Antwort: Das Konzept des Selbstvertrauens wird oft missverstanden. Es wird verwechselt mit Eigenschaften wie kontaktfreudig, laut, eingebildet, arrogant oder dominant zu sein. Diese Eigenschaften gehen jedoch nicht notwendigerweise mit einem hohen Selbstvertrauen einher und sind häufig eine Fassade, hinter der sich Unsicherheit und Minderwertigkeitsgefühle verbergen. Hinzu kommt, dass die Reaktion vieler Erwachsenen auf die Selbstsicherheit von Kindern die Situation noch verworrener machen; sie untergraben die selbstsichere Entscheidung des Kindes für Zurückgezogenheit mit "sei nicht schüchtern" und manchmal missbilligen Sie das bestimmte und offene Verhalten eines Kindes.

Das Selbstvertrauen Ihres Sohnes ist vielleicht so groß, dass er kein Interesse daran hat, andere zu beeindrucken oder ihre Erwartungen zu erfüllen. Respektieren Sie seine Wünsche und sein Selbstvertrauen wird wachsen. Genauso können Sie Ihre Freude haben an der Leichtigkeit, mit der sich Ihre Tochter behauptet; sie hat einen klaren Gerechtigkeitssinn und ihr ist bewusst, dass sie den Respekt anderer verdient. Nach mehreren Jahren Erfahrung und Auseinandersetzung mit anderen wird sie lernen, wann sie nachgeben und die Entscheidung eines anderen akzeptieren sollte.

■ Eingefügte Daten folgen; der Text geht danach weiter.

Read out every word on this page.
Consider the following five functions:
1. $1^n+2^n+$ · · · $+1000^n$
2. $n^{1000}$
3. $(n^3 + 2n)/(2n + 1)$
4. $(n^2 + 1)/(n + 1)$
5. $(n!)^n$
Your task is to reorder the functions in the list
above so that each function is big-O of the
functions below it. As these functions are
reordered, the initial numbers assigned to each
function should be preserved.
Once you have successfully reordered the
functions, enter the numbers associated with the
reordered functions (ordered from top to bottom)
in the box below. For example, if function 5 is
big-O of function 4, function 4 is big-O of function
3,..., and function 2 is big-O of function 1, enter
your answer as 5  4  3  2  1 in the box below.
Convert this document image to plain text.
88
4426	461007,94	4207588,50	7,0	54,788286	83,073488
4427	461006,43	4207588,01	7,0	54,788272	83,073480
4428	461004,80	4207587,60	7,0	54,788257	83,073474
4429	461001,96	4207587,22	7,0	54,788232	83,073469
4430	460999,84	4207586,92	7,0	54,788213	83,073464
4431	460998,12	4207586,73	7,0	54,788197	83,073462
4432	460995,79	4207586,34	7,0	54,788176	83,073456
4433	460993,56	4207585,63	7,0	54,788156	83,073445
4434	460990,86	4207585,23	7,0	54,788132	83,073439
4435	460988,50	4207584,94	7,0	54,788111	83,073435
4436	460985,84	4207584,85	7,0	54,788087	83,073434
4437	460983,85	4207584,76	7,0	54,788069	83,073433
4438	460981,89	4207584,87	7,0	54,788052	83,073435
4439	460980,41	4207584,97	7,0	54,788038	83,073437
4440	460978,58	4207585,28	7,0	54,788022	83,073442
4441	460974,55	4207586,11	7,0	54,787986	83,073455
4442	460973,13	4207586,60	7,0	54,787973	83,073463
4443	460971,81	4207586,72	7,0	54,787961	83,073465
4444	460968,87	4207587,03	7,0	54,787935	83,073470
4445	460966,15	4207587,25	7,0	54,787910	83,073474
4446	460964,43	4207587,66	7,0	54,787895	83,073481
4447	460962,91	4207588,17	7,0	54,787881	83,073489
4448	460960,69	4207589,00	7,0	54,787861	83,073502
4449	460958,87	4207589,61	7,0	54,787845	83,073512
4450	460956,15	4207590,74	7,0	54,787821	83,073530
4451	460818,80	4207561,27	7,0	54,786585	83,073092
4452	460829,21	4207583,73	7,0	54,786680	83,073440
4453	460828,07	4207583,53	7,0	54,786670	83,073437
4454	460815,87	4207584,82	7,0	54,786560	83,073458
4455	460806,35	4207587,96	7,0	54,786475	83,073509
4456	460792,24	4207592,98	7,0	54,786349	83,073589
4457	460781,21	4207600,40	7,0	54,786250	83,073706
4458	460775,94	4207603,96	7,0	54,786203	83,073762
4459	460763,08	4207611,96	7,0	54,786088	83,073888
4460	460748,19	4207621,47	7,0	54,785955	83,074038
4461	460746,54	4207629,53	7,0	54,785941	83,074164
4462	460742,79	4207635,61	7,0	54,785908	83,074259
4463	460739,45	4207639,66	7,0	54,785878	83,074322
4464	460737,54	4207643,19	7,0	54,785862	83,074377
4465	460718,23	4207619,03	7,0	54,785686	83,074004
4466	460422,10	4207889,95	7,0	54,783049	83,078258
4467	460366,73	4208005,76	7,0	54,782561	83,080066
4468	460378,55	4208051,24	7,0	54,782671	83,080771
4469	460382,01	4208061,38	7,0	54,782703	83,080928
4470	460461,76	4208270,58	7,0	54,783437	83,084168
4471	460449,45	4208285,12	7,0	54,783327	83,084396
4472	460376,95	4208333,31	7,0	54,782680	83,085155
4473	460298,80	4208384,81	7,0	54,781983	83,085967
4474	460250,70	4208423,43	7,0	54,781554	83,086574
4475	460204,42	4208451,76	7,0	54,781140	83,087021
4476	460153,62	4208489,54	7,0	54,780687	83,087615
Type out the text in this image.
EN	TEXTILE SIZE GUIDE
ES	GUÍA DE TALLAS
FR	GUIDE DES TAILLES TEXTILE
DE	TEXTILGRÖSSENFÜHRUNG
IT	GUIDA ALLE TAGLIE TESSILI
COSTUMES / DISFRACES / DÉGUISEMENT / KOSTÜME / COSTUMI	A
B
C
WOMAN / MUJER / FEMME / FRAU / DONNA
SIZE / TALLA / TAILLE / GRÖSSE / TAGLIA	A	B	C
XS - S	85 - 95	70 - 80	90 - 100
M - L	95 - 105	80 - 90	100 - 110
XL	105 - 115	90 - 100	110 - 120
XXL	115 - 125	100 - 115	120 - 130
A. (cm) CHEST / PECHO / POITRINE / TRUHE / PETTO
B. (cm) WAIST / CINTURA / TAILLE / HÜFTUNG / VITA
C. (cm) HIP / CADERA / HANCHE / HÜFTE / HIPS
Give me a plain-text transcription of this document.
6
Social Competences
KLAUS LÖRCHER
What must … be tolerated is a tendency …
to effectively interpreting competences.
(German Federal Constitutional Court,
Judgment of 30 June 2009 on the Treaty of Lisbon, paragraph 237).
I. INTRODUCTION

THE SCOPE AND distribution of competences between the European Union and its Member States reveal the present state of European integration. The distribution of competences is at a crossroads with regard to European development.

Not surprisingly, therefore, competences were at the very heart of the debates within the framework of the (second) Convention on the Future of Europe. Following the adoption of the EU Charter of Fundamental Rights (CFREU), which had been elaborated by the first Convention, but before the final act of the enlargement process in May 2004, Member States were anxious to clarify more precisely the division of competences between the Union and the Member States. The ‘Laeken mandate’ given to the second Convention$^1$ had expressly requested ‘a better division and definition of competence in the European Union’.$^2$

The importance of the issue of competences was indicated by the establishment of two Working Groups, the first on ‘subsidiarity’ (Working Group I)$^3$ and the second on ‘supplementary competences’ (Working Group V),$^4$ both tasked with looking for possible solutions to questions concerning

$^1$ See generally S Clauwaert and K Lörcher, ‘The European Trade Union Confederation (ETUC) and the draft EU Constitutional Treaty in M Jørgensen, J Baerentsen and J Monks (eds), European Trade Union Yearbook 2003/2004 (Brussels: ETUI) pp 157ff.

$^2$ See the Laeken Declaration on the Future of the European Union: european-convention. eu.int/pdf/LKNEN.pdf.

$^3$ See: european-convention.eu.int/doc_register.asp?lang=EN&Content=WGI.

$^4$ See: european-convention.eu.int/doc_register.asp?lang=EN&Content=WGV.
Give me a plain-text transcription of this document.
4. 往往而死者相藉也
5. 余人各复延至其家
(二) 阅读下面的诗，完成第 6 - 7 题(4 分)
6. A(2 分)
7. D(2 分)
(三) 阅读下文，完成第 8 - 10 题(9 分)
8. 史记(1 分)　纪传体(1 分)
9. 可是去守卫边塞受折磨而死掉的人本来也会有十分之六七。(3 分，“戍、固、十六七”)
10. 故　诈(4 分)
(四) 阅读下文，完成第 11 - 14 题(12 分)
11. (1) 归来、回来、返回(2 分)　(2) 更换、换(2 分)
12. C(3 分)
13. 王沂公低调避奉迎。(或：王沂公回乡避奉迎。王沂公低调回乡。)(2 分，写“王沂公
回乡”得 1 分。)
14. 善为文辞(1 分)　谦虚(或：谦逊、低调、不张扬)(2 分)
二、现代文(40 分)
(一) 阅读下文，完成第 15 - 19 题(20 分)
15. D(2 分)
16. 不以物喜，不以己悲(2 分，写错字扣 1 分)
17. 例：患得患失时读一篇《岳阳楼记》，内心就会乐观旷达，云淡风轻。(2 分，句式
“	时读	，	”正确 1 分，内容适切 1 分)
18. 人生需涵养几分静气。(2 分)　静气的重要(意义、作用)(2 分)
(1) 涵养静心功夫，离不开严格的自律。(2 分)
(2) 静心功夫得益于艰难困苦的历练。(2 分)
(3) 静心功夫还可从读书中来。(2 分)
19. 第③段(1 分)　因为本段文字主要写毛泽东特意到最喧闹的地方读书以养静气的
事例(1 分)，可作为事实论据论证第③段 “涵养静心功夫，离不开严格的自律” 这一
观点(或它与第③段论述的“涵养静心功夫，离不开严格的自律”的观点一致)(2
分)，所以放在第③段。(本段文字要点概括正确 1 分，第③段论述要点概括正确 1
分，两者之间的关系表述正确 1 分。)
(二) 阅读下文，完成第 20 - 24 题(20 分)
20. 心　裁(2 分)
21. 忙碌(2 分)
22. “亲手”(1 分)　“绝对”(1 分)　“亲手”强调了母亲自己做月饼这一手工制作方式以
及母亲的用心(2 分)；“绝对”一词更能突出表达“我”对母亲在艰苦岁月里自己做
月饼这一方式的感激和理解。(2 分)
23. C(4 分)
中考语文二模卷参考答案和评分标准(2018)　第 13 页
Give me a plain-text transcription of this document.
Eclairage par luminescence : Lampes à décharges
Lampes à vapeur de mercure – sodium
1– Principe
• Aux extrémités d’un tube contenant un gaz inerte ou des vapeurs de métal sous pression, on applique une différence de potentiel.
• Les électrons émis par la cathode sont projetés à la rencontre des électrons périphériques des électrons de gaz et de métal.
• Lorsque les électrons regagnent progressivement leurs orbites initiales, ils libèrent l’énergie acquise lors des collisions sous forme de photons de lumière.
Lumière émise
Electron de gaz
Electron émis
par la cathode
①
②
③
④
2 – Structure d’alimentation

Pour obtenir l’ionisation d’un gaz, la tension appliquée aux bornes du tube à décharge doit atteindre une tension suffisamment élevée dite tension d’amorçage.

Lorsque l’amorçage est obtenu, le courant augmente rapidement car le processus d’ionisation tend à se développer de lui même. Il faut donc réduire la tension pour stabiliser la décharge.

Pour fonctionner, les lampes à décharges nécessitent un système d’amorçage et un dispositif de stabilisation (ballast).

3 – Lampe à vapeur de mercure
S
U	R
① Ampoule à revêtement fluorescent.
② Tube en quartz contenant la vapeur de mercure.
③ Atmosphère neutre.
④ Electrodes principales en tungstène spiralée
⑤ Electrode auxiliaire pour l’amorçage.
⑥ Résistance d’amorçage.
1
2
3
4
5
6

Selbstvertrauen ist kein spezieller Charakterzug. Vielmehr ist Selbstvertrauen das Gefühl, dass man zufrieden ist damit, wer man ist, und dass man das Beste verdient. Wir erkennen Selbstvertrauen leicht, wenn ein Kind ein Anführer ist, extrovertiert und gesellig, aber wir vergessen, dass ebenso viel Mut und Selbstsicherheit nötig ist, um das Bedürfnis nach Ruhe, Zurückhaltung oder Einsamkeit durchzusetzen. In der Tat mangelt es nicht jedem Introvertierten an Selbstvertrauen und nicht jeder Extrovertierte fühlt sich des Respekts anderer würdig.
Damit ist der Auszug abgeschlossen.